By Jo-Ann Weiner, EA, CFE, NTPI Fellow, J.L. Weiner & Associates, LLC
With the tax-filing deadline now upon us, it’s never too early to start thinking about and working toward the next tax season. In fact, early in the year is the perfect time to review, plan and implement simple measures to benefit you when you file your 2017 returns.
When it comes tax time, you’ll need to gather the records you have kept for your business in order to prepare your tax return. Review your records regarding your total income and expenses. Do you have the records needed to correctly arrive at your income and expenses? Are the records thorough and organized? Do you have a record of your business mileage and other deductible expenses? Review your expenses to ensure you are deducting everything you are entitled to.
Remember, it is preferable that the records to establish these items be maintained all year, rather than trying to figure out the amounts at the end of the year from portions of records. Therefore, make it a practice to keep records as expenses are incurred and as income is earned during the year.
It is not enough to give your bookkeeper amounts of the expenditures and forget about the item. You must also keep the backup records to establish how the amounts for the expenditures have been arrived at. Keep similar expense receipts together. Be sure your bookkeeper is thorough and posts expenses to the proper account. Do testing periodically to be sure.
When your tax returns are prepared, keep the proof, i.e. invoices for the income and expense items with the return so you will not be caught off guard in the event of an income tax audit.
It is appropriate to keep your business records separate from your personal records. Do not co-mingle business and personal funds. Keep your business bank account separate from your personal bank account.
Once you set up a process for maintaining records, it can be used over and over each year. Know that the process can be improved each time you need to in order to meet new requirements.
Take a look at your total income and expenses to determine whether you increased, maintained or decreased your net profit from the prior year. Establish a goal you would like your business to aspire to next year and determine what you need to do to accomplish that goal. Do you need to invest time or funds in one area or another? Do you need to obtain a line of credit? Making decisions early in the year gives you time to achieve your goals.
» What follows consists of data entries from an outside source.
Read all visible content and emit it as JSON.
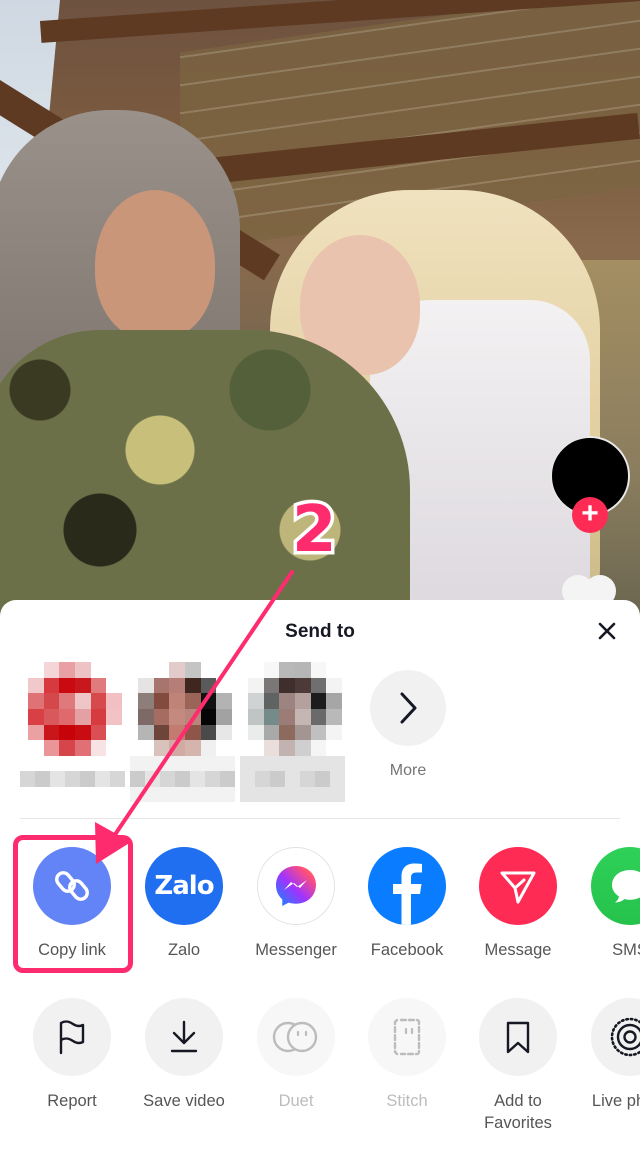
{
  "video": {
    "creator_avatar": "avatar-circle",
    "follow_icon": "plus-icon"
  },
  "annotation": {
    "step_number": "2",
    "accent": "#fe2c6e"
  },
  "share_sheet": {
    "title": "Send to",
    "close_icon": "close-icon",
    "contacts": [
      {
        "name": "pixelated-contact-1"
      },
      {
        "name": "pixelated-contact-2"
      },
      {
        "name": "pixelated-contact-3"
      }
    ],
    "more_label": "More",
    "share_targets": [
      {
        "id": "copy-link",
        "label": "Copy link",
        "color": "#6384f6",
        "icon": "link-icon"
      },
      {
        "id": "zalo",
        "label": "Zalo",
        "color": "#1f6ff0",
        "icon": "zalo-logo",
        "logo_text": "Zalo"
      },
      {
        "id": "messenger",
        "label": "Messenger",
        "color": "#ffffff",
        "icon": "messenger-icon"
      },
      {
        "id": "facebook",
        "label": "Facebook",
        "color": "#0a7cff",
        "icon": "facebook-icon"
      },
      {
        "id": "message",
        "label": "Message",
        "color": "#fe2c55",
        "icon": "send-icon"
      },
      {
        "id": "sms",
        "label": "SMS",
        "color": "#2fd158",
        "icon": "sms-icon"
      }
    ],
    "actions": [
      {
        "id": "report",
        "label": "Report",
        "icon": "flag-icon",
        "disabled": false
      },
      {
        "id": "save-video",
        "label": "Save video",
        "icon": "download-icon",
        "disabled": false
      },
      {
        "id": "duet",
        "label": "Duet",
        "icon": "duet-icon",
        "disabled": true
      },
      {
        "id": "stitch",
        "label": "Stitch",
        "icon": "stitch-icon",
        "disabled": true
      },
      {
        "id": "add-to-favorites",
        "label": "Add to\nFavorites",
        "label_line1": "Add to",
        "label_line2": "Favorites",
        "icon": "bookmark-icon",
        "disabled": false
      },
      {
        "id": "live-photo",
        "label": "Live photo",
        "icon": "live-photo-icon",
        "disabled": false
      }
    ]
  }
}
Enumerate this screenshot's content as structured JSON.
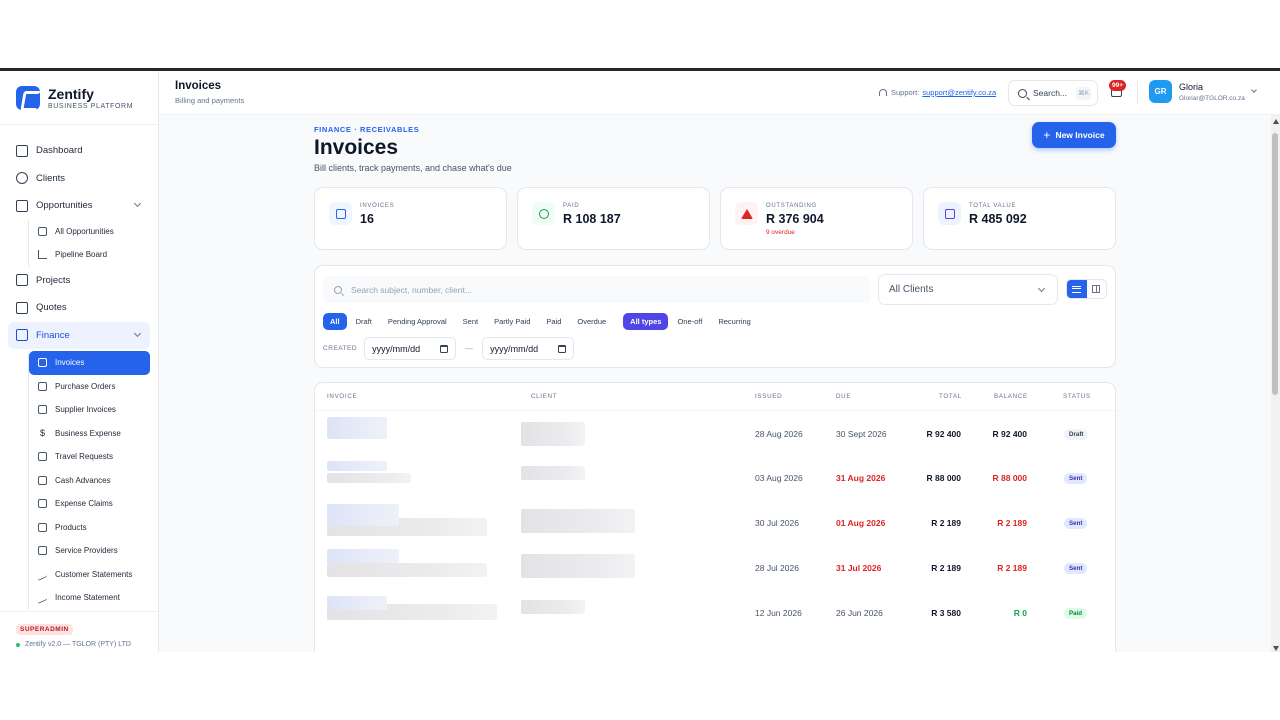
{
  "brand": {
    "name": "Zentify",
    "tagline": "BUSINESS PLATFORM"
  },
  "sidebar": {
    "items": [
      {
        "label": "Dashboard",
        "icon": "dashboard-icon"
      },
      {
        "label": "Clients",
        "icon": "users-icon"
      },
      {
        "label": "Opportunities",
        "icon": "briefcase-icon"
      },
      {
        "label": "Projects",
        "icon": "folder-icon"
      },
      {
        "label": "Quotes",
        "icon": "document-icon"
      },
      {
        "label": "Finance",
        "icon": "credit-card-icon"
      }
    ],
    "opportunities_sub": [
      "All Opportunities",
      "Pipeline Board"
    ],
    "finance_sub": [
      "Invoices",
      "Purchase Orders",
      "Supplier Invoices",
      "Business Expense",
      "Travel Requests",
      "Cash Advances",
      "Expense Claims",
      "Products",
      "Service Providers",
      "Customer Statements",
      "Income Statement"
    ],
    "role": "SUPERADMIN",
    "version": "Zentify v2.0 — TGLOR (PTY) LTD"
  },
  "header": {
    "title": "Invoices",
    "subtitle": "Billing and payments",
    "support_label": "Support:",
    "support_email": "support@zentify.co.za",
    "search_label": "Search...",
    "search_kbd": "⌘K",
    "notif_count": "99+",
    "user_initials": "GR",
    "user_name": "Gloria",
    "user_email": "Gloriar@TGLOR.co.za"
  },
  "page": {
    "crumb": "FINANCE · RECEIVABLES",
    "title": "Invoices",
    "subtitle": "Bill clients, track payments, and chase what's due",
    "new_button": "New Invoice"
  },
  "stats": [
    {
      "label": "INVOICES",
      "value": "16",
      "note": "",
      "color": "#2563eb",
      "bg": "#eff6ff"
    },
    {
      "label": "PAID",
      "value": "R 108 187",
      "note": "",
      "color": "#16a34a",
      "bg": "#f0fdf4"
    },
    {
      "label": "OUTSTANDING",
      "value": "R 376 904",
      "note": "9 overdue",
      "color": "#dc2626",
      "bg": "#fef2f2"
    },
    {
      "label": "TOTAL VALUE",
      "value": "R 485 092",
      "note": "",
      "color": "#4f46e5",
      "bg": "#eef2ff"
    }
  ],
  "filters": {
    "search_placeholder": "Search subject, number, client...",
    "client_select": "All Clients",
    "status_chips": [
      "All",
      "Draft",
      "Pending Approval",
      "Sent",
      "Partly Paid",
      "Paid",
      "Overdue"
    ],
    "type_chips": [
      "All types",
      "One-off",
      "Recurring"
    ],
    "created_label": "CREATED",
    "date_from": "yyyy/mm/dd",
    "date_to": "yyyy/mm/dd"
  },
  "table": {
    "columns": [
      "INVOICE",
      "CLIENT",
      "ISSUED",
      "DUE",
      "TOTAL",
      "BALANCE",
      "STATUS"
    ],
    "rows": [
      {
        "issued": "28 Aug 2026",
        "due": "30 Sept 2026",
        "due_overdue": false,
        "total": "R 92 400",
        "balance": "R 92 400",
        "balance_color": "#0f172a",
        "status": "Draft",
        "status_class": "b-draft"
      },
      {
        "issued": "03 Aug 2026",
        "due": "31 Aug 2026",
        "due_overdue": true,
        "total": "R 88 000",
        "balance": "R 88 000",
        "balance_color": "#dc2626",
        "status": "Sent",
        "status_class": "b-sent"
      },
      {
        "issued": "30 Jul 2026",
        "due": "01 Aug 2026",
        "due_overdue": true,
        "total": "R 2 189",
        "balance": "R 2 189",
        "balance_color": "#dc2626",
        "status": "Sent",
        "status_class": "b-sent"
      },
      {
        "issued": "28 Jul 2026",
        "due": "31 Jul 2026",
        "due_overdue": true,
        "total": "R 2 189",
        "balance": "R 2 189",
        "balance_color": "#dc2626",
        "status": "Sent",
        "status_class": "b-sent"
      },
      {
        "issued": "12 Jun 2026",
        "due": "26 Jun 2026",
        "due_overdue": false,
        "total": "R 3 580",
        "balance": "R 0",
        "balance_color": "#16a34a",
        "status": "Paid",
        "status_class": "b-paid"
      }
    ]
  }
}
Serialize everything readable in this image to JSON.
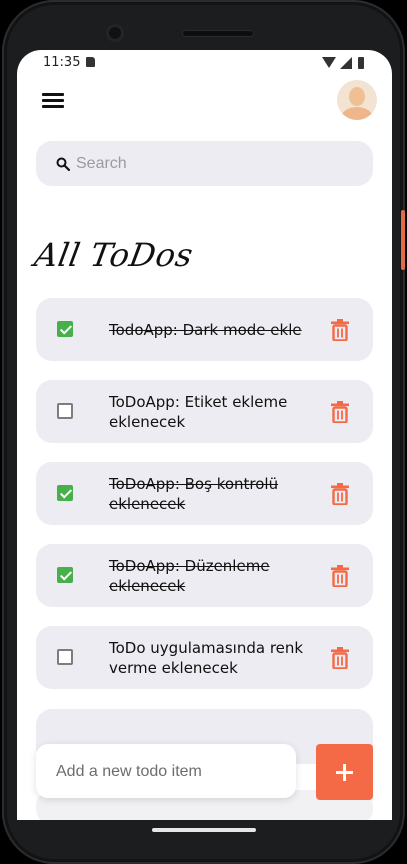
{
  "status_bar": {
    "time": "11:35",
    "icons": [
      "sim-card-icon",
      "wifi-icon",
      "signal-icon",
      "battery-icon"
    ]
  },
  "header": {
    "menu_icon": "hamburger-menu-icon",
    "avatar_icon": "user-avatar-icon"
  },
  "search": {
    "placeholder": "Search",
    "value": ""
  },
  "page_title": "All ToDos",
  "todos": [
    {
      "text": "TodoApp: Dark mode ekle",
      "done": true
    },
    {
      "text": "ToDoApp: Etiket ekleme eklenecek",
      "done": false
    },
    {
      "text": "ToDoApp: Boş kontrolü eklenecek",
      "done": true
    },
    {
      "text": "ToDoApp: Düzenleme eklenecek",
      "done": true
    },
    {
      "text": "ToDo uygulamasında renk verme eklenecek",
      "done": false
    }
  ],
  "add_item": {
    "placeholder": "Add a new todo item",
    "button_icon": "plus-icon"
  },
  "colors": {
    "accent": "#f46a47",
    "check": "#47b04b",
    "card": "#ececf2",
    "delete": "#f46a47"
  }
}
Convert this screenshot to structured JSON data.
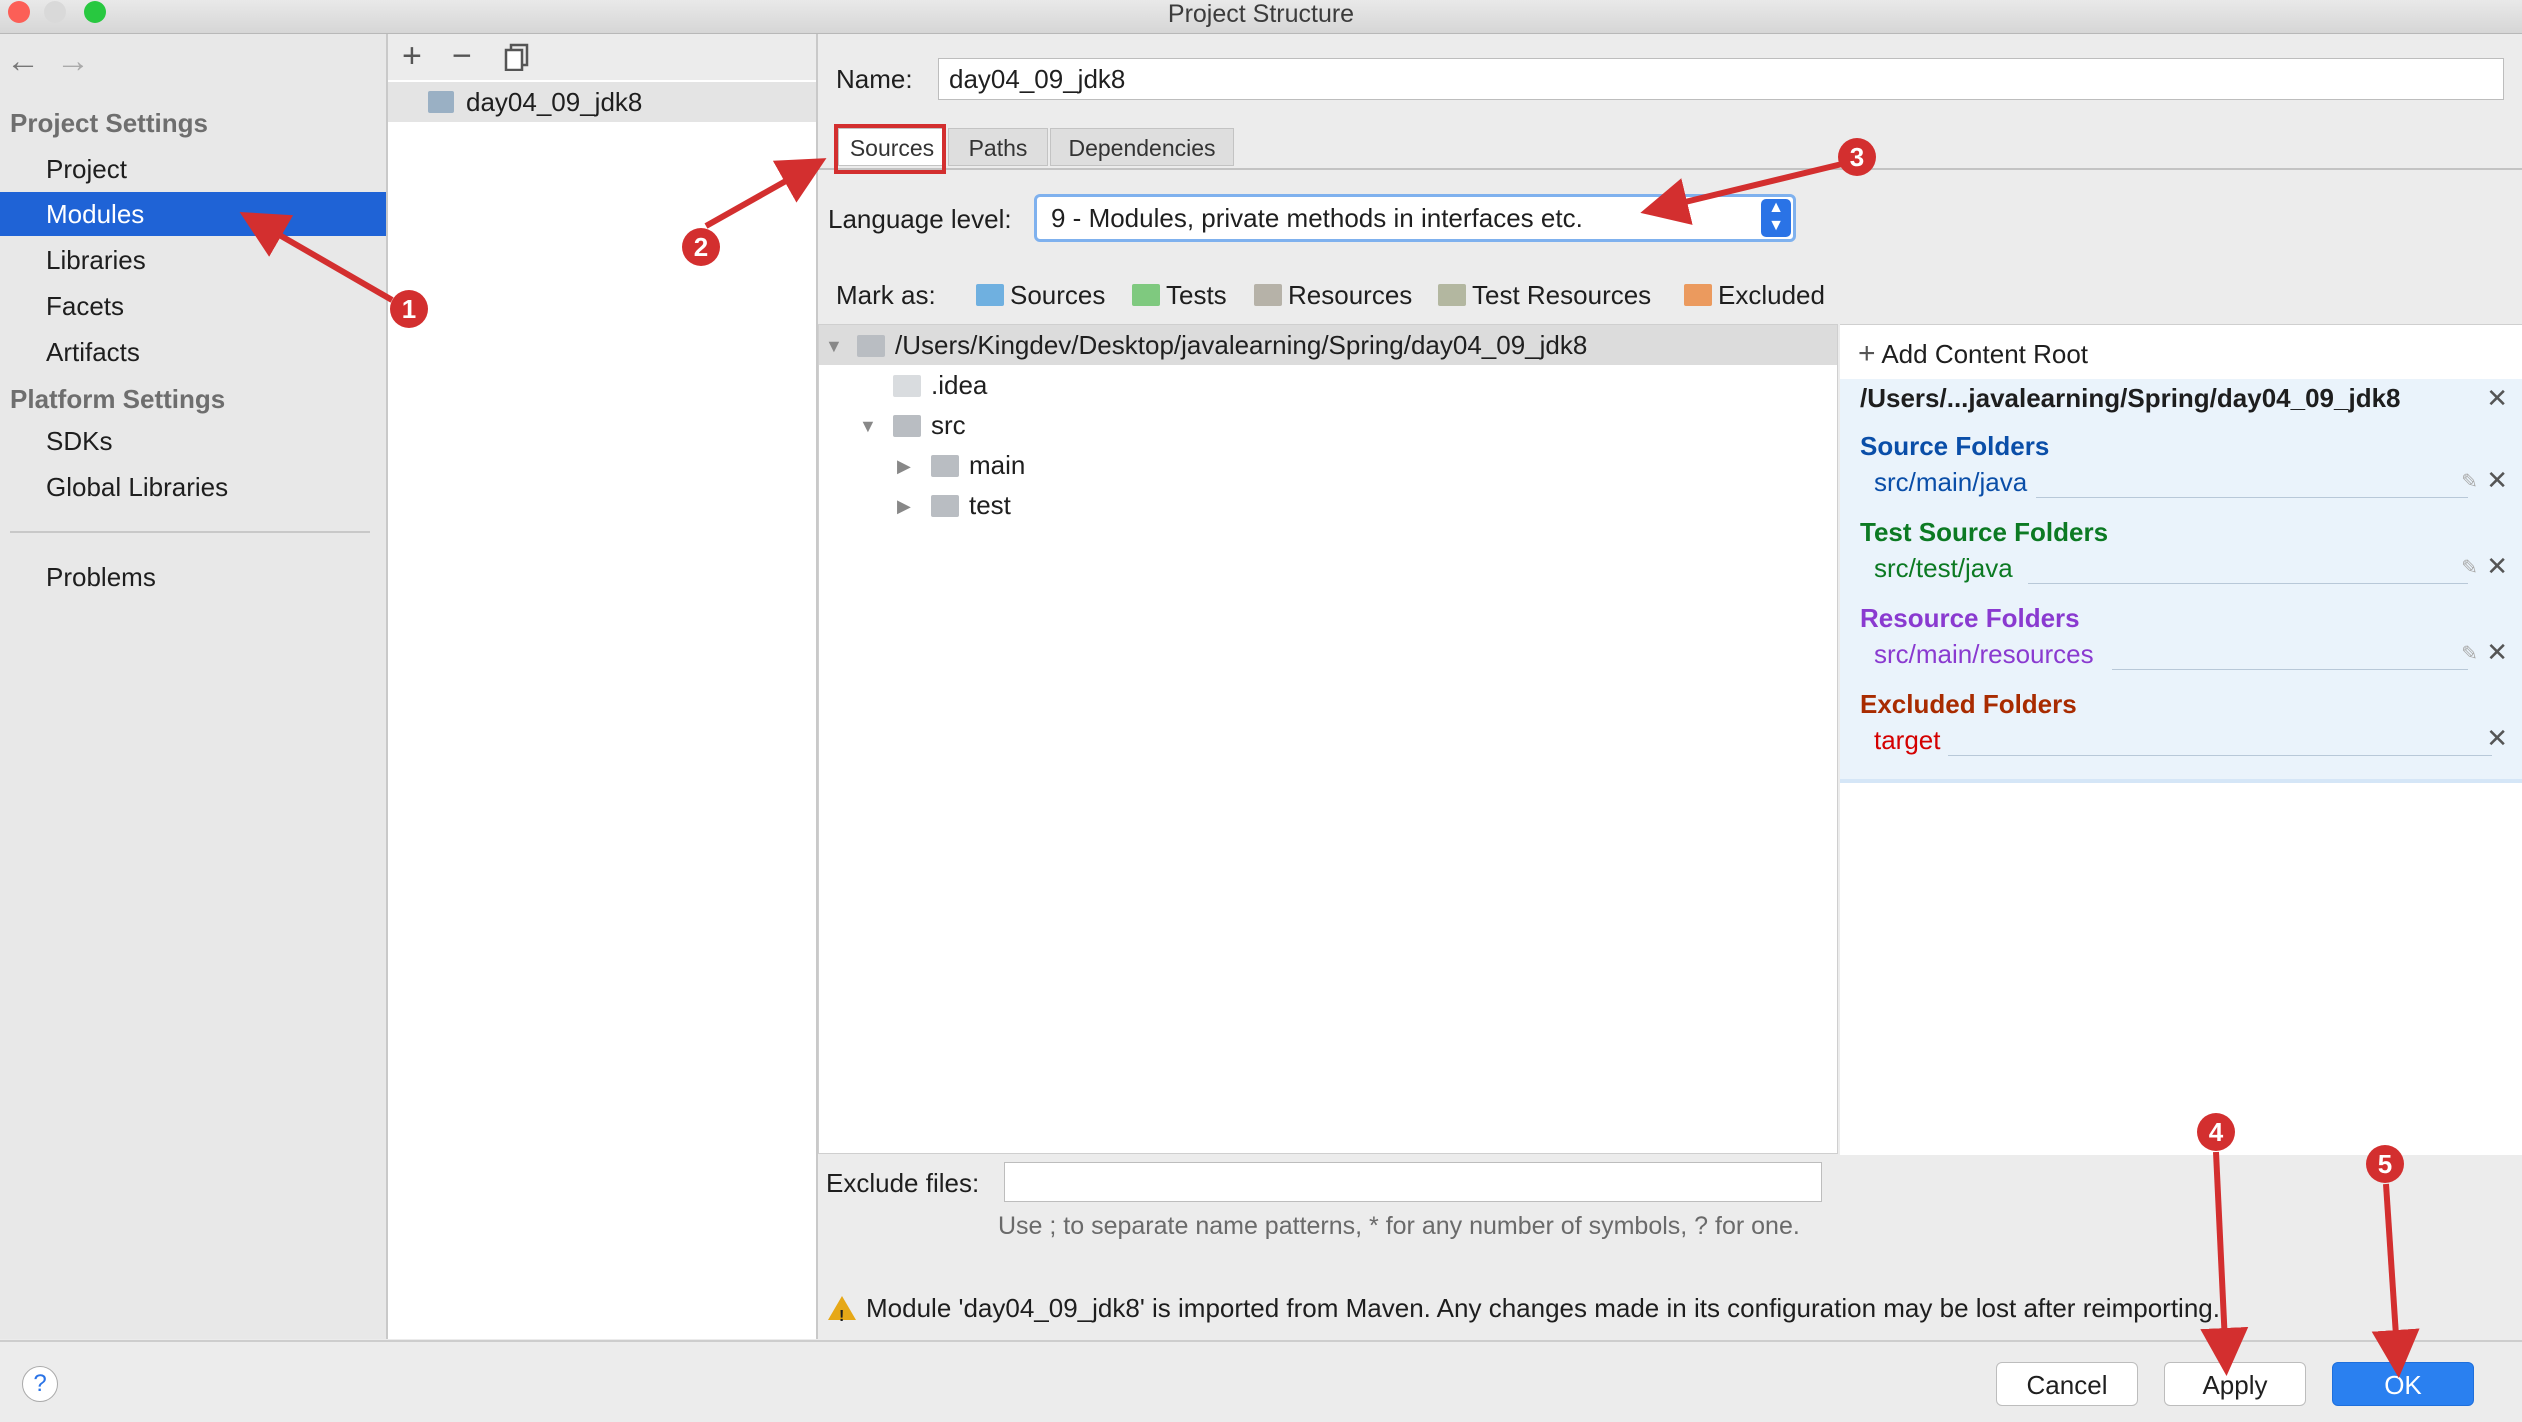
{
  "window": {
    "title": "Project Structure"
  },
  "colors": {
    "accent": "#1f63d6",
    "annotation": "#d32f2f",
    "source": "#0a4ea8",
    "test": "#0c7a23",
    "resource": "#8a3ad0",
    "excluded": "#a82b00",
    "excluded_path": "#d40000"
  },
  "nav": {
    "back_icon": "arrow-left-icon",
    "forward_icon": "arrow-right-icon"
  },
  "sidebar": {
    "project_settings_header": "Project Settings",
    "project_items": [
      "Project",
      "Modules",
      "Libraries",
      "Facets",
      "Artifacts"
    ],
    "selected": "Modules",
    "platform_settings_header": "Platform Settings",
    "platform_items": [
      "SDKs",
      "Global Libraries"
    ],
    "problems": "Problems"
  },
  "module_list": {
    "toolbar": {
      "add": "+",
      "remove": "−"
    },
    "modules": [
      "day04_09_jdk8"
    ]
  },
  "editor": {
    "name_label": "Name:",
    "name_value": "day04_09_jdk8",
    "tabs": [
      "Sources",
      "Paths",
      "Dependencies"
    ],
    "active_tab": "Sources",
    "language_level_label": "Language level:",
    "language_level_value": "9 - Modules, private methods in interfaces etc.",
    "mark_as_label": "Mark as:",
    "mark_as": [
      "Sources",
      "Tests",
      "Resources",
      "Test Resources",
      "Excluded"
    ],
    "tree": {
      "root": "/Users/Kingdev/Desktop/javalearning/Spring/day04_09_jdk8",
      "idea": ".idea",
      "src": "src",
      "main": "main",
      "test": "test"
    },
    "content_root": {
      "add_label": "Add Content Root",
      "path": "/Users/...javalearning/Spring/day04_09_jdk8",
      "source_folders_header": "Source Folders",
      "source_folders": [
        "src/main/java"
      ],
      "test_source_folders_header": "Test Source Folders",
      "test_source_folders": [
        "src/test/java"
      ],
      "resource_folders_header": "Resource Folders",
      "resource_folders": [
        "src/main/resources"
      ],
      "excluded_folders_header": "Excluded Folders",
      "excluded_folders": [
        "target"
      ]
    },
    "exclude_files_label": "Exclude files:",
    "exclude_files_value": "",
    "exclude_hint": "Use ; to separate name patterns, * for any number of symbols, ? for one.",
    "warning": "Module 'day04_09_jdk8' is imported from Maven. Any changes made in its configuration may be lost after reimporting."
  },
  "buttons": {
    "help": "?",
    "cancel": "Cancel",
    "apply": "Apply",
    "ok": "OK"
  },
  "annotations": [
    "1",
    "2",
    "3",
    "4",
    "5"
  ]
}
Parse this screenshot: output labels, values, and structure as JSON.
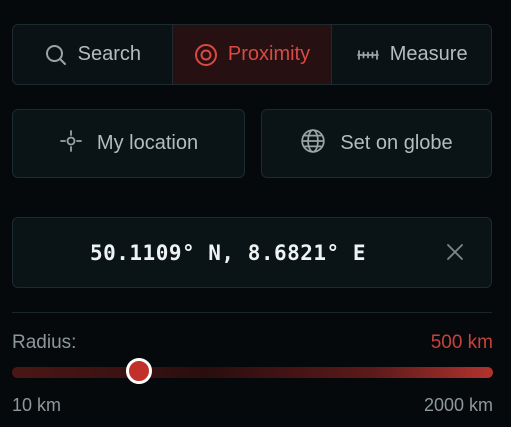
{
  "tabs": [
    {
      "label": "Search",
      "icon": "search-icon",
      "active": false
    },
    {
      "label": "Proximity",
      "icon": "target-icon",
      "active": true
    },
    {
      "label": "Measure",
      "icon": "ruler-icon",
      "active": false
    }
  ],
  "location_buttons": {
    "my_location": {
      "label": "My location",
      "icon": "crosshair-icon"
    },
    "set_on_globe": {
      "label": "Set on globe",
      "icon": "globe-icon"
    }
  },
  "coordinates": {
    "value": "50.1109° N, 8.6821° E",
    "clear_icon": "close-icon"
  },
  "radius": {
    "label": "Radius:",
    "value_label": "500 km",
    "slider_fraction": 0.263,
    "min_label": "10 km",
    "max_label": "2000 km"
  },
  "colors": {
    "accent": "#d84a43",
    "background": "#06090b",
    "border": "#1b2b2e",
    "text": "#b3bcbe"
  }
}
When making large acquisitions for your business, take a look at the rules regarding what needs to be depreciated or what can be expensed and deducted in the year. There are IRS regulations governing these decisions. Use those as guidance where you can in making decisions regarding acquisitions.
Review Before Signing
Review your tax return for accuracy prior to approving it to be filed. Review that your income has been properly reflected. For example, in the case of a cash basis Schedule C with gross receipts, make sure you review, can explain and agree with how the gross receipts were arrived at. Total your business receipts—if your bank account deposits exceed reported gross receipts, determine why and if needed, correct the gross receipts on the return. In most cases, the difference is something non-taxable such as a reimbursement. Keep a record of the non-taxable difference for future reference. Remember, all income needs to be on deposit or accounted for—that is a question you will be asked if ever audited. Do you deposit all your income? You do need to deposit all income or if you don’t, keep very good records of your income. If you receive cash that is not on deposit, the question becomes, has all the income been reported?
Extensions to File
Remember, if you are planning to file your return late, an extension to file, Form 4868, needs to be filed in a timely manner. If you file a Schedule C or an 1120 C Corporation, the due date is April 15th but moves when that date falls on the weekend. Note 1065 partnership and 1120S filers have a different due date. It is important to know the Form 4868 extension is an extension to file not an extension to pay. If you owe taxes, the amount owed is still due and needs to be paid on time even if an extension to file has been made.
Keep Copies of Tax Returns and Records
You need to keep your tax returns and the records that relate to those returns for at least three years from the date the return is filed or due, whichever is later. There are longer periods the returns and records should be kept for. An excerpt from IRS guidance regarding records maintenance follows:
Period of Limitations that apply to income tax returns:
1. Keep records for 3 years if situations (4), (5) and (6) below do not apply to you.
2. Keep records for 3 years from the date you filed your original return or 2 years from the date you paid the tax, whichever is later, if you file a claim for credit or refund after you file your return.
3. Keep records for 7 years if you file a claim for a loss from worthless securities or bad debt deduction.
4. Keep records for 6 years if you do not report income that you should report, and it is more than 25% of the gross income shown on your return.
5. Keep records indefinitely if you do not file a return.
6. Keep records indefinitely if you file a fraudulent return.
7. Keep employment tax records for at least 4 years after the date that the tax becomes due or is paid, whichever is later.
Records relating to capital acquisitions should be kept for the life of the property. There are many records that should be kept indefinitely, for example, birth certificates, marriage certificates, wills, stocks and bonds. Keep your records in a safe place and not co-mingled with other things.
IRS publishes guidance. Put the topic or question you have in your browser and look for the IRS.gov guidelines. Be sure to ask your tax professional for guidance as well.